Сменяющие друг друга отделы физической науки, каждый из которых в свою очередь утверждал свою независимость, в конце концов не оставили натурфилософии выбора между тем, чтобы цепляться за свои устаревшие гипотезы и абстрактные обобщения, или отождествлять себя (как выразился Ньютон в своей великой книге) с Principia Mathematica физических наук. Этика, в свою очередь, оказалась, с одной стороны, заменена психологическими исследованиями отношений между чувствами, волей и интеллектом; с другой стороны, множество социальных, исторических, экономических и других исследований оторвали ее от реальных фактов человеческой жизни и оставили не более чем бесконечные дебаты по логическим и метафизическим вопросам, связанным со свободой воли и совестью, долгом и заслугами.

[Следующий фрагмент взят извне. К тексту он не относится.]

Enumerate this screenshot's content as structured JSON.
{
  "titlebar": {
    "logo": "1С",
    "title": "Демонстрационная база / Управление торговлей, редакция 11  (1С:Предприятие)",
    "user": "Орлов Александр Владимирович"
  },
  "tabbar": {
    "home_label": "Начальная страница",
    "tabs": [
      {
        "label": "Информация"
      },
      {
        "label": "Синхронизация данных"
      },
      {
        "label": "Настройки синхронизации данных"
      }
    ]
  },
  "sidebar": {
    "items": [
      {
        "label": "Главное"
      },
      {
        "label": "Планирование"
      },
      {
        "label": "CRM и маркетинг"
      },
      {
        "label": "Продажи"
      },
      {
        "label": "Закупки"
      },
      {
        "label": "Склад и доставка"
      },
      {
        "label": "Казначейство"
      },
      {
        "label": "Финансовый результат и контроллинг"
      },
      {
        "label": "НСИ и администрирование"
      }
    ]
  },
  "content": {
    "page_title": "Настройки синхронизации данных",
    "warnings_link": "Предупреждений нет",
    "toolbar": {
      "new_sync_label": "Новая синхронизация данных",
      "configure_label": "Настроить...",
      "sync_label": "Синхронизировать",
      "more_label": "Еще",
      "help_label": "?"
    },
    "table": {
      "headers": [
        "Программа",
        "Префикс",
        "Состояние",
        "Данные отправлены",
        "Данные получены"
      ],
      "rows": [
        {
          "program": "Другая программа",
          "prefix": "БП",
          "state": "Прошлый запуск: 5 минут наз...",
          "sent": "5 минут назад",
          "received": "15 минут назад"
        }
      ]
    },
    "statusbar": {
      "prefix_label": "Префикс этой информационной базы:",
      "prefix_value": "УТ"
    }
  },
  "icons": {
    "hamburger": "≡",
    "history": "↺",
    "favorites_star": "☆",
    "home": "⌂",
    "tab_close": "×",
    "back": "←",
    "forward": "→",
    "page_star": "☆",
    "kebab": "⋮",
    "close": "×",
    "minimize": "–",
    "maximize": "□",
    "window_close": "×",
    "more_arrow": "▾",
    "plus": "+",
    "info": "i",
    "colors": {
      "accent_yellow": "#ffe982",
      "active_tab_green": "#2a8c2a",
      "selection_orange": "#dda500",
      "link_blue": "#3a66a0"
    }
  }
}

Иногда говорят, что Кант разрешил этот спор между старыми отделами философии и новыми отраслями науки. И это урегулирование, как подразумевается, заключалось в том, что философ возлагал на себя своего рода полицейскую и патрульную функцию в содружестве наук. Он должен был следить за тем, чтобы границы соблюдались должным образом и чтобы каждая наука занималась строго своим делом. Для этого каждая отрасль философии должна была превратиться в отдел критики – изучения первых принципов в нескольких областях реальности или опыта – с целью получить отчетливое представление о том, что они собой представляют, и таким образом точно определить линии, на которых могут быть прочно и безопасно построены структуры более детальной науки. Этот план предлагал заманчивые направления для исследования и звучал неплохо. Но при дальнейшем размышлении возникает одна или две трудности, которые трудно преодолеть. Как это ни парадоксально, но нельзя правильно оценить мощность и диапазон фундаментов, не познакомившись с возведенными на них зданиями. Таким образом, вы оказываетесь вовлечены в круг: круг, который, вероятно, неизбежен, но который по этой причине хорошо бы распознать сразу. Затем – и это лишь другой способ сказать то же самое – невозможно провести жесткую границу между принципиальными предпосылками и выводами из деталей.
Нет такого места, на котором критика могла бы остановиться и, сделав свое дело хорошо, передать оставшуюся задачу догматической системе. Именно инстинктивное ощущение этого подтекста системы в том, что исповедуется только как критика, заставило престарелого Канта проигнорировать свои собственные предыдущие признания в том, что он еще не предложил никакой системы, а когда Фихте заявил, что он воздвигает ткань, для которой Кант подготовил почву, ответить встречным заявлением, что критика и есть система, что «занавес – это картина».